Unfortunately, the policy solutions considered by the Fed and Congress — coaxing small businesses to hire and banks to lend — are secondary solutions that will not aid that primary problem. Additional stimulus would, but it seems out of the question given Congress’ allergy to deficit-spending.













7 Comments »
Comment posted July 13, 2010 @ 11:35 am
“They are concerned that Washington is not doing enough — not extending unemployment benefits, not pushing through big jobs programs, not committing to additional stimulus, not reassuring the markets.”
Nowhere in that report does it say that. That is the reporter’s opinion.
Washington believes the solution is to provide tax incentives to hire people and pressure banks to loan them money. But businesses don’t hire due to tax incentives or bank loans. They hire in response to an increase in sales.
Businesses aren’t interested in expanding now. “Six percent characterized the current period as a good time to expand facilities” and “Overall, 90 percent of the owners reported all their credit needs met (or they did not want to borrow).”
Here’s the bottom line: “Owners do not trust the economic policies in place or proposed, and they are distressed by global and national developments that make the future more uncertain.”
Government cannot help businesses until we get people in government who understand business. Not one person in Obama’s white house has ever worked in the private sector.
Comment posted July 14, 2010 @ 10:25 am
>> Government cannot help businesses until we get people in government who understand business. Not one person in Obama’s white house has ever worked in the private sector.
What hysterical nonsense!
A quick check at http://www.whitehouse.gov/administration/staff reveals that many on the White House Staff have impressive backgrounds including stints in the private sector, for instance.
Need I mention the ongoing Republican obstructionism in lieu of actual dialogue with those across the aisle?
It always takes two to tango. Both Democrats and Republicans. Both government and business. Both producers and consumers.
Comment posted July 14, 2010 @ 3:34 pm
“Government cannot help businesses until we get people in government who understand business.”
What a dumb thing to say.
Because what conservatives mean by that worked out so wonderfully for the country under the last administration, as if all that money in tax cuts, de-regulation and unenforced regulations generated an economic boom.

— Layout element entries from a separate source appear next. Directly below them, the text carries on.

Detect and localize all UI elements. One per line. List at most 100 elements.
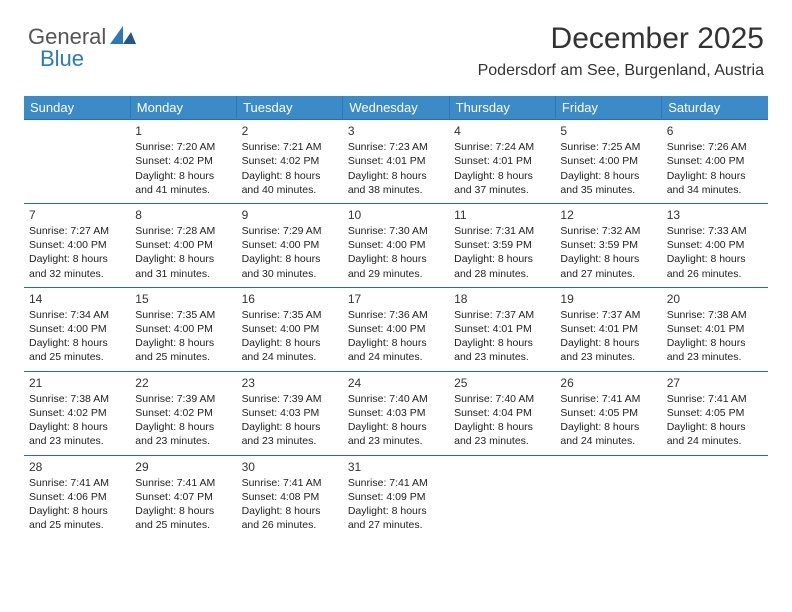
day-number: 8	[135, 207, 231, 223]
weekday-header: Sunday	[24, 96, 130, 120]
sunset-text: Sunset: 4:05 PM	[560, 406, 656, 420]
sunset-text: Sunset: 4:00 PM	[667, 154, 763, 168]
weekday-header-row: Sunday Monday Tuesday Wednesday Thursday…	[24, 96, 768, 120]
sunrise-text: Sunrise: 7:34 AM	[29, 308, 125, 322]
daylight-text: Daylight: 8 hours and 23 minutes.	[242, 420, 338, 448]
sunrise-text: Sunrise: 7:30 AM	[348, 224, 444, 238]
daylight-text: Daylight: 8 hours and 27 minutes.	[348, 504, 444, 532]
sunset-text: Sunset: 3:59 PM	[560, 238, 656, 252]
calendar-cell: 30Sunrise: 7:41 AMSunset: 4:08 PMDayligh…	[237, 455, 343, 538]
day-number: 22	[135, 375, 231, 391]
sunset-text: Sunset: 4:09 PM	[348, 490, 444, 504]
sunrise-text: Sunrise: 7:35 AM	[135, 308, 231, 322]
daylight-text: Daylight: 8 hours and 37 minutes.	[454, 169, 550, 197]
sunset-text: Sunset: 4:01 PM	[667, 322, 763, 336]
daylight-text: Daylight: 8 hours and 24 minutes.	[560, 420, 656, 448]
daylight-text: Daylight: 8 hours and 26 minutes.	[667, 252, 763, 280]
calendar-cell: 6Sunrise: 7:26 AMSunset: 4:00 PMDaylight…	[662, 120, 768, 204]
calendar-cell	[662, 455, 768, 538]
calendar-cell: 12Sunrise: 7:32 AMSunset: 3:59 PMDayligh…	[555, 203, 661, 287]
sunrise-text: Sunrise: 7:40 AM	[348, 392, 444, 406]
daylight-text: Daylight: 8 hours and 35 minutes.	[560, 169, 656, 197]
day-number: 26	[560, 375, 656, 391]
sunset-text: Sunset: 4:01 PM	[560, 322, 656, 336]
calendar-row: 1Sunrise: 7:20 AMSunset: 4:02 PMDaylight…	[24, 120, 768, 204]
day-number: 4	[454, 123, 550, 139]
weekday-header: Wednesday	[343, 96, 449, 120]
sunset-text: Sunset: 4:00 PM	[560, 154, 656, 168]
day-number: 24	[348, 375, 444, 391]
daylight-text: Daylight: 8 hours and 23 minutes.	[454, 336, 550, 364]
calendar-cell: 15Sunrise: 7:35 AMSunset: 4:00 PMDayligh…	[130, 287, 236, 371]
sunset-text: Sunset: 4:00 PM	[135, 238, 231, 252]
daylight-text: Daylight: 8 hours and 27 minutes.	[560, 252, 656, 280]
sunrise-text: Sunrise: 7:40 AM	[454, 392, 550, 406]
day-number: 7	[29, 207, 125, 223]
sunset-text: Sunset: 4:00 PM	[667, 238, 763, 252]
calendar-cell: 23Sunrise: 7:39 AMSunset: 4:03 PMDayligh…	[237, 371, 343, 455]
sunrise-text: Sunrise: 7:24 AM	[454, 140, 550, 154]
daylight-text: Daylight: 8 hours and 23 minutes.	[667, 336, 763, 364]
logo-triangle-icon	[110, 26, 136, 49]
calendar-cell: 19Sunrise: 7:37 AMSunset: 4:01 PMDayligh…	[555, 287, 661, 371]
page-title: December 2025	[551, 22, 764, 56]
sunset-text: Sunset: 4:04 PM	[454, 406, 550, 420]
calendar-cell: 8Sunrise: 7:28 AMSunset: 4:00 PMDaylight…	[130, 203, 236, 287]
daylight-text: Daylight: 8 hours and 34 minutes.	[667, 169, 763, 197]
daylight-text: Daylight: 8 hours and 25 minutes.	[135, 504, 231, 532]
calendar-body: 1Sunrise: 7:20 AMSunset: 4:02 PMDaylight…	[24, 120, 768, 539]
sunset-text: Sunset: 3:59 PM	[454, 238, 550, 252]
calendar-cell	[24, 120, 130, 204]
day-number: 31	[348, 459, 444, 475]
day-number: 29	[135, 459, 231, 475]
day-number: 11	[454, 207, 550, 223]
daylight-text: Daylight: 8 hours and 29 minutes.	[348, 252, 444, 280]
sunset-text: Sunset: 4:00 PM	[242, 238, 338, 252]
calendar-cell: 2Sunrise: 7:21 AMSunset: 4:02 PMDaylight…	[237, 120, 343, 204]
calendar-cell: 21Sunrise: 7:38 AMSunset: 4:02 PMDayligh…	[24, 371, 130, 455]
daylight-text: Daylight: 8 hours and 32 minutes.	[29, 252, 125, 280]
daylight-text: Daylight: 8 hours and 24 minutes.	[348, 336, 444, 364]
sunset-text: Sunset: 4:08 PM	[242, 490, 338, 504]
daylight-text: Daylight: 8 hours and 28 minutes.	[454, 252, 550, 280]
day-number: 1	[135, 123, 231, 139]
sunset-text: Sunset: 4:03 PM	[242, 406, 338, 420]
sunset-text: Sunset: 4:06 PM	[29, 490, 125, 504]
day-number: 16	[242, 291, 338, 307]
daylight-text: Daylight: 8 hours and 25 minutes.	[29, 336, 125, 364]
day-number: 12	[560, 207, 656, 223]
daylight-text: Daylight: 8 hours and 23 minutes.	[560, 336, 656, 364]
calendar-cell: 11Sunrise: 7:31 AMSunset: 3:59 PMDayligh…	[449, 203, 555, 287]
calendar-cell: 4Sunrise: 7:24 AMSunset: 4:01 PMDaylight…	[449, 120, 555, 204]
day-number: 25	[454, 375, 550, 391]
calendar-cell: 25Sunrise: 7:40 AMSunset: 4:04 PMDayligh…	[449, 371, 555, 455]
sunrise-text: Sunrise: 7:33 AM	[667, 224, 763, 238]
sunset-text: Sunset: 4:01 PM	[348, 154, 444, 168]
sunset-text: Sunset: 4:00 PM	[348, 322, 444, 336]
day-number: 30	[242, 459, 338, 475]
logo-text-blue: Blue	[40, 46, 84, 72]
sunrise-text: Sunrise: 7:31 AM	[454, 224, 550, 238]
daylight-text: Daylight: 8 hours and 23 minutes.	[29, 420, 125, 448]
calendar-cell: 27Sunrise: 7:41 AMSunset: 4:05 PMDayligh…	[662, 371, 768, 455]
calendar-cell: 18Sunrise: 7:37 AMSunset: 4:01 PMDayligh…	[449, 287, 555, 371]
calendar-cell: 16Sunrise: 7:35 AMSunset: 4:00 PMDayligh…	[237, 287, 343, 371]
sunset-text: Sunset: 4:07 PM	[135, 490, 231, 504]
daylight-text: Daylight: 8 hours and 40 minutes.	[242, 169, 338, 197]
calendar-cell: 1Sunrise: 7:20 AMSunset: 4:02 PMDaylight…	[130, 120, 236, 204]
sunrise-text: Sunrise: 7:41 AM	[29, 476, 125, 490]
daylight-text: Daylight: 8 hours and 26 minutes.	[242, 504, 338, 532]
day-number: 27	[667, 375, 763, 391]
sunset-text: Sunset: 4:02 PM	[135, 406, 231, 420]
calendar-cell: 26Sunrise: 7:41 AMSunset: 4:05 PMDayligh…	[555, 371, 661, 455]
sunrise-text: Sunrise: 7:41 AM	[242, 476, 338, 490]
daylight-text: Daylight: 8 hours and 31 minutes.	[135, 252, 231, 280]
sunrise-text: Sunrise: 7:41 AM	[560, 392, 656, 406]
day-number: 21	[29, 375, 125, 391]
weekday-header: Friday	[555, 96, 661, 120]
day-number: 28	[29, 459, 125, 475]
day-number: 3	[348, 123, 444, 139]
calendar-cell: 7Sunrise: 7:27 AMSunset: 4:00 PMDaylight…	[24, 203, 130, 287]
day-number: 15	[135, 291, 231, 307]
calendar-cell: 13Sunrise: 7:33 AMSunset: 4:00 PMDayligh…	[662, 203, 768, 287]
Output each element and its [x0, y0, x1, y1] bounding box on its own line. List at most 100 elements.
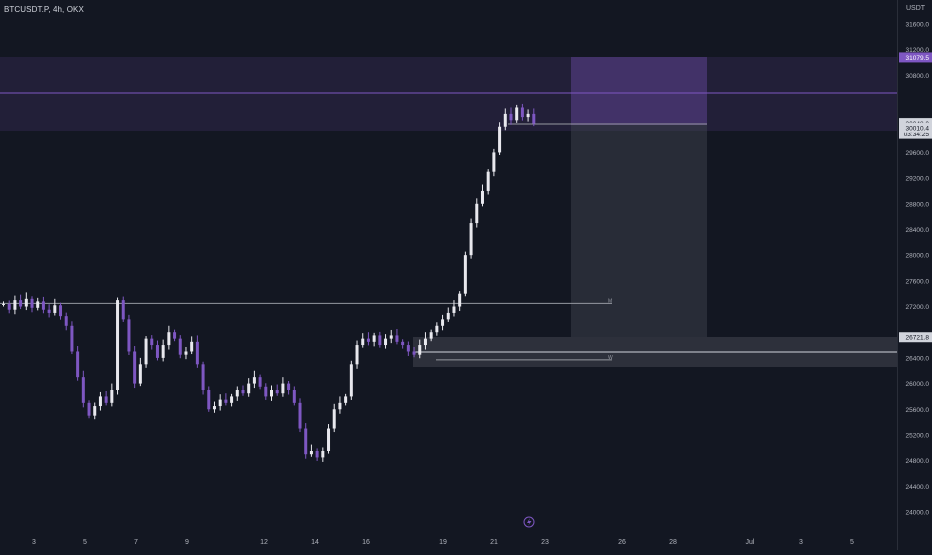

Comment posted July 14, 2010 @ 4:21 pm
There’s also that troublesome government-industry revolving door, too; we all know too well how business tends to look out for itself rather than also doing what is right by everyone and the environment, too.
Comment posted July 14, 2010 @ 8:33 pm
Obviously, you people all work for the government. That’s the only thing that could possibly explain your total ignorance of the real world.
Comment posted July 14, 2010 @ 10:16 pm
Show us how many jobs were created at what price each under the bush tax cuts, genius.
Show us how you can honestly say “Not one person in Obama’s white house has ever worked in the private sector.”
Show us how ignorant we are.
Comment posted July 15, 2010 @ 8:59 am
“Show us how ignorant we are.”
I’ve done that countless times, but I get your point.
It’s not that Bush tax cuts can be tied to jobs created, although they probably can, it’s that raising taxes now, taking disposable income out of people’s hands, in the middle of a recession when the government is trying to encourage spending to help create jobs, is stupid and counterproductive.
Letting the Bush tax cuts expire will be the same as raising taxes, “genius.”